The Chandigarh-based golfer has emerged as the brightest prospect in the Indian golf circuit, thanks to a series of impressive performances
21-year-old Karandeep Kochhar has been the talk of the town in the golfing circles after he won the Jeev Milkha Singh Invitational golf tournament on Monday.
He edged out former Asian number one Anirban Lahiri to bag the third edition of the tournament at the Chandigarh Golf Club course. It ensured he remained at the number one position in the Professional Golf Tour of India (PGTI) order of merit.
The Chandigarh-based golfer has emerged as the brightest prospect in the Indian men's golf circuit, thanks to a series of impressive performances.
In November, Kochhar kept his nerves to card a round of three-under-69 and overall score of 18-under-270 to bag his maiden professional title as a PGTI player, by getting the better of Kolkata-based Sunit Chowrasia.
He has now set his sights on the Olympic dream. So, what do we know about the young golfing star?
He started playing the sport from a very early age and has impressed on the amateur circuit, topping the rankings in each of the junior categories on the IGU (Indian Golf Union) circuit. It was Karandeep’s grandfather who introduced him to the sport.
"I started golf because of my grandfather. He used to play at the Chandigarh Golf Club. When I was three, one day he took me to the Club. That is how I started enjoying golf. My grandfather is my constant support,” he told Telegraph.
Interestingly, he took a break from academics after completing his 12th standard examinations in order to concentrate fully on golf.
He is coached by Jesse Grewal who has guided the likes of Shubhankar Sharma and Gurbaaz Mann. He is also the Director of the National Golf Academy of India.
Karandeep is a fan of former American world number one golfer Jordan Spieth and Jeev Milkha Singh, who was the first Indian golfer to join the European tour.

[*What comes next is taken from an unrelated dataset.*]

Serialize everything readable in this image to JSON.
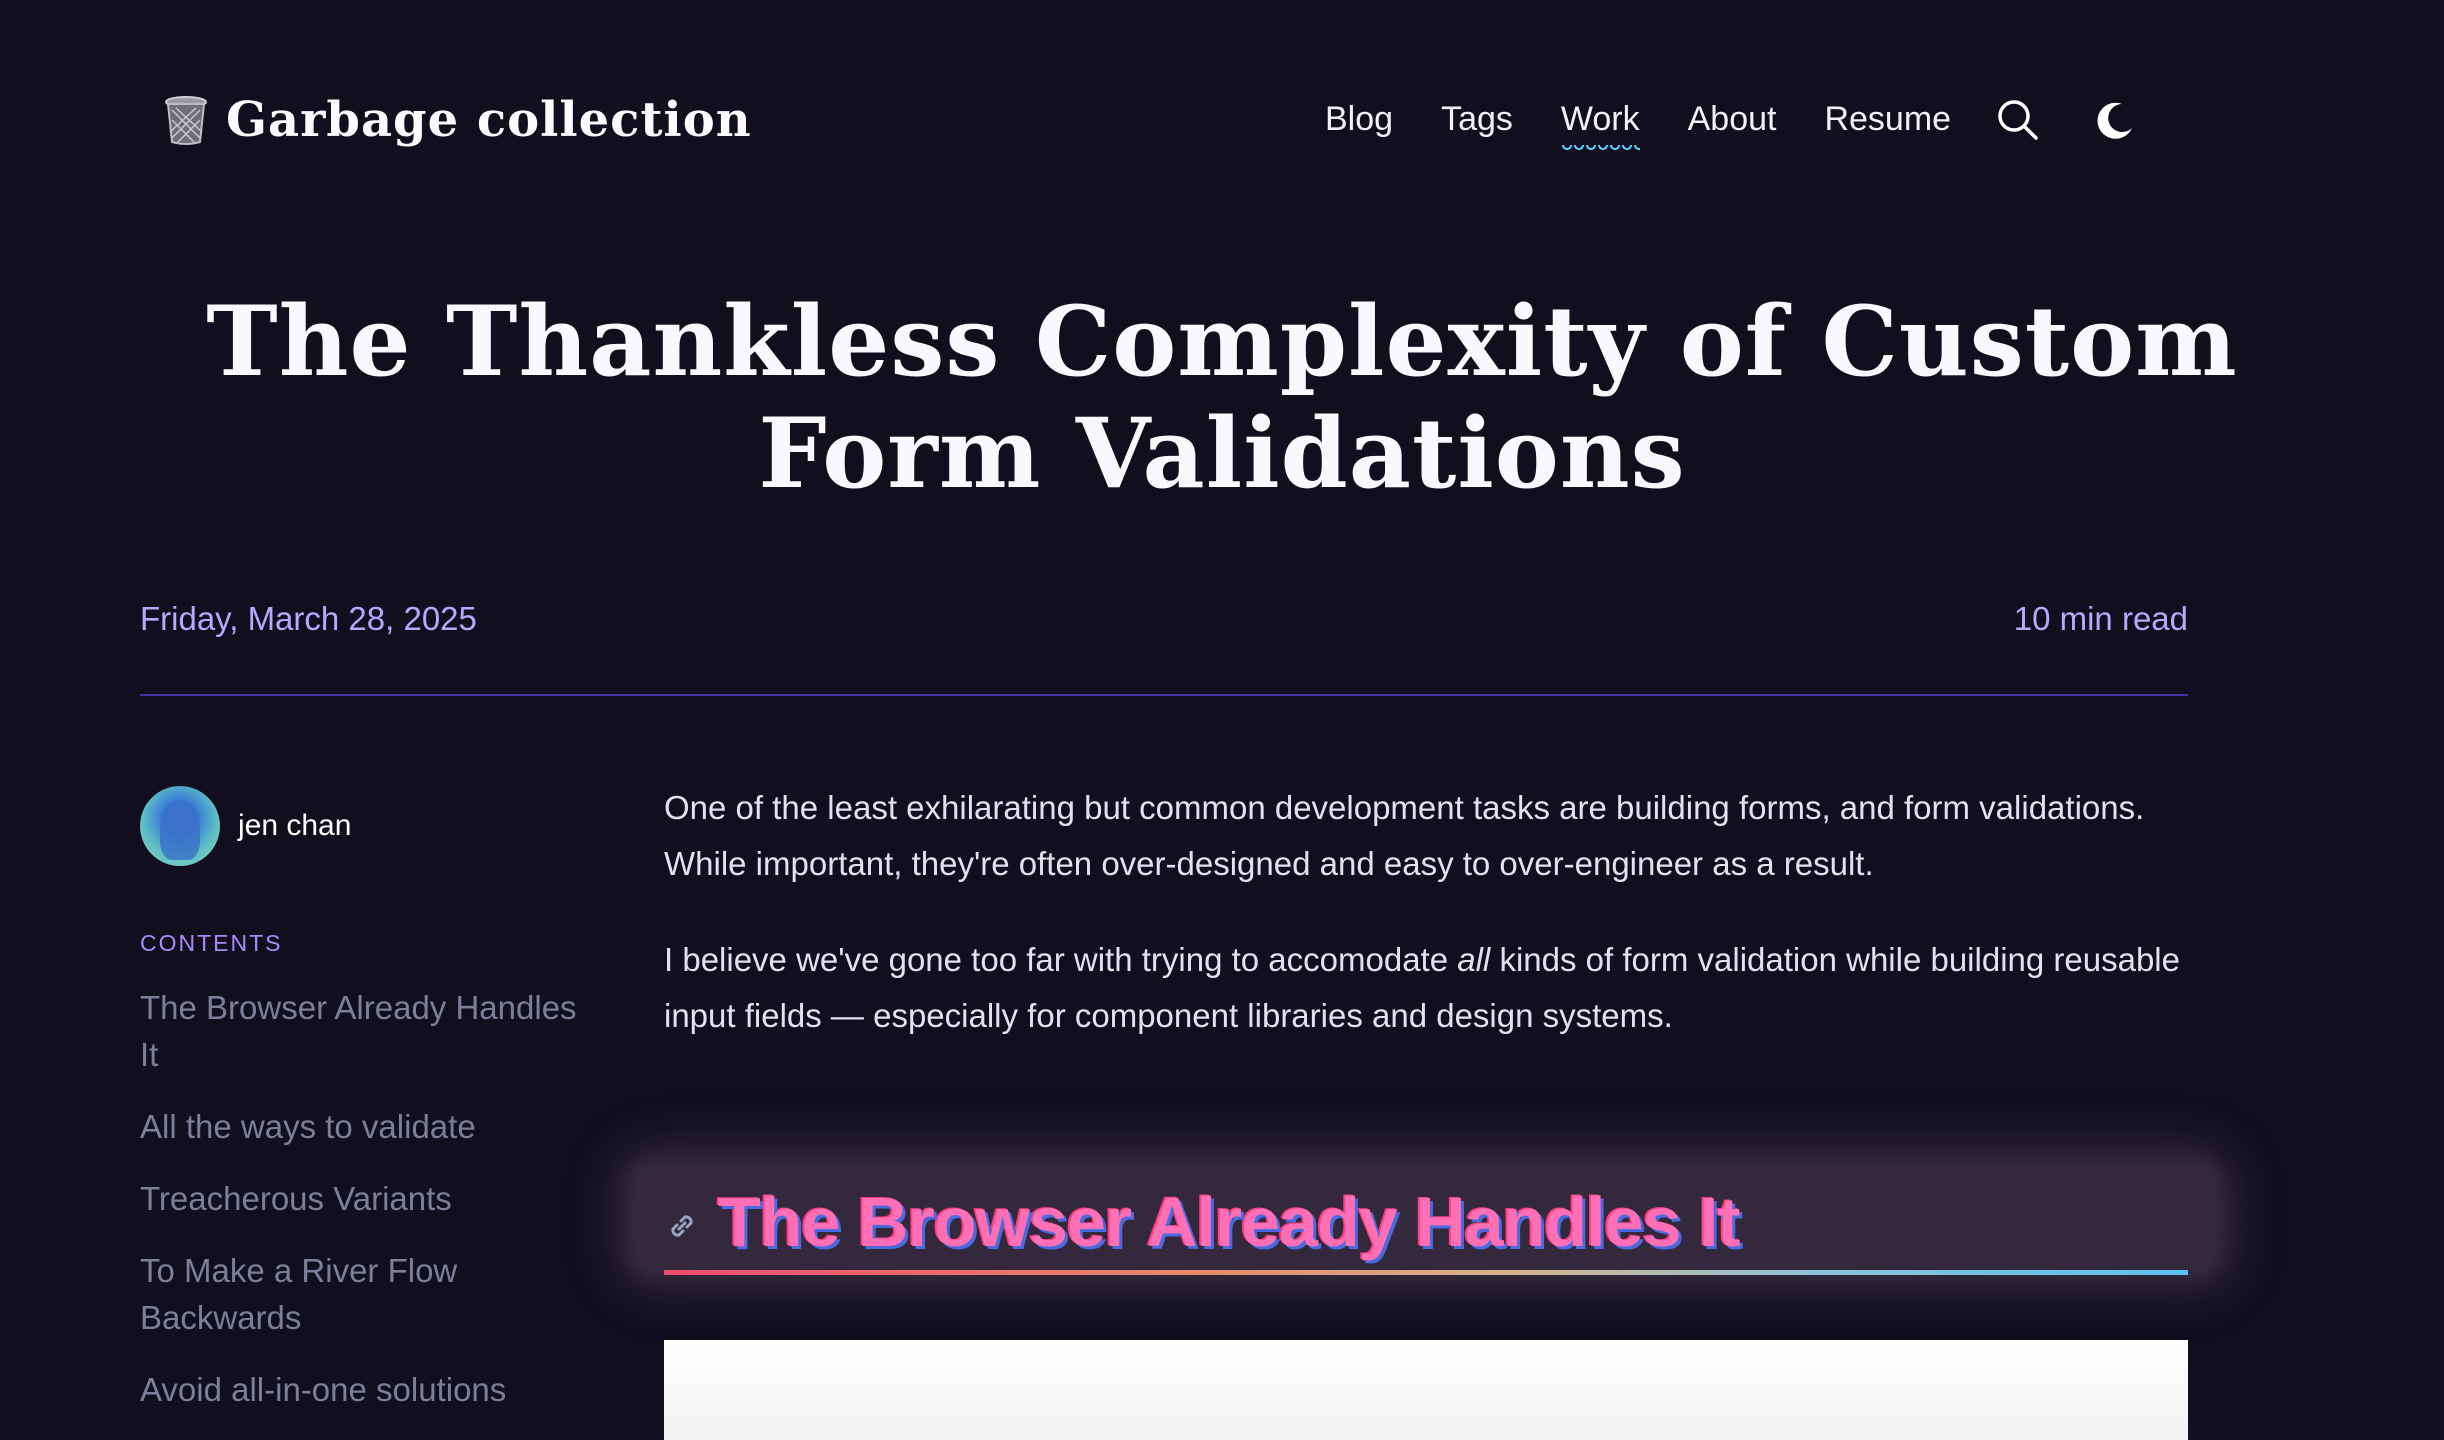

Kochhar has been on a constant rise since 2016 and as a result, expectations from the prodigy have increased manifold.
He first came under the limelight in 2016, when the 17-year-old became the youngest in India and the lone amateur to win a PGTI event by winning the PGTI Players Championship at the Tollygunge Club in Kolkata.
Though rifle shooting and golf are completely different sports, Kochhar often takes tips from his maamu Abhinav Bindra, whenever the 2008 Olympic gold medallist finds time from his busy schedule.
"He (Bindra) is my mother's cousin. I've always called him maamu (uncle). I don't meet him that often. He has a busy schedule. But if I have something bothering me, I always drop him a text or something. I'd spoken to him when I first won the tour title three years back," Kochhar said in an interview to ESPN.
"Rifle shooting and golf are two very different sports but one thing they have in common is how calm you need to be. So he advised me on how to stay calm," he added.
After winning the Jeev Milkha Singh Invitational, Kocchar’s world ranking has improved from 442 to 355.
According to the Olympics qualification system, the two top-ranked golfers from India have a chance to qualify for the Tokyo Olympics.
On the men's side, the current top-ranked golfer from India is Rashid Khan (282), followed by Udayan Mane (292) and Kocchar (355).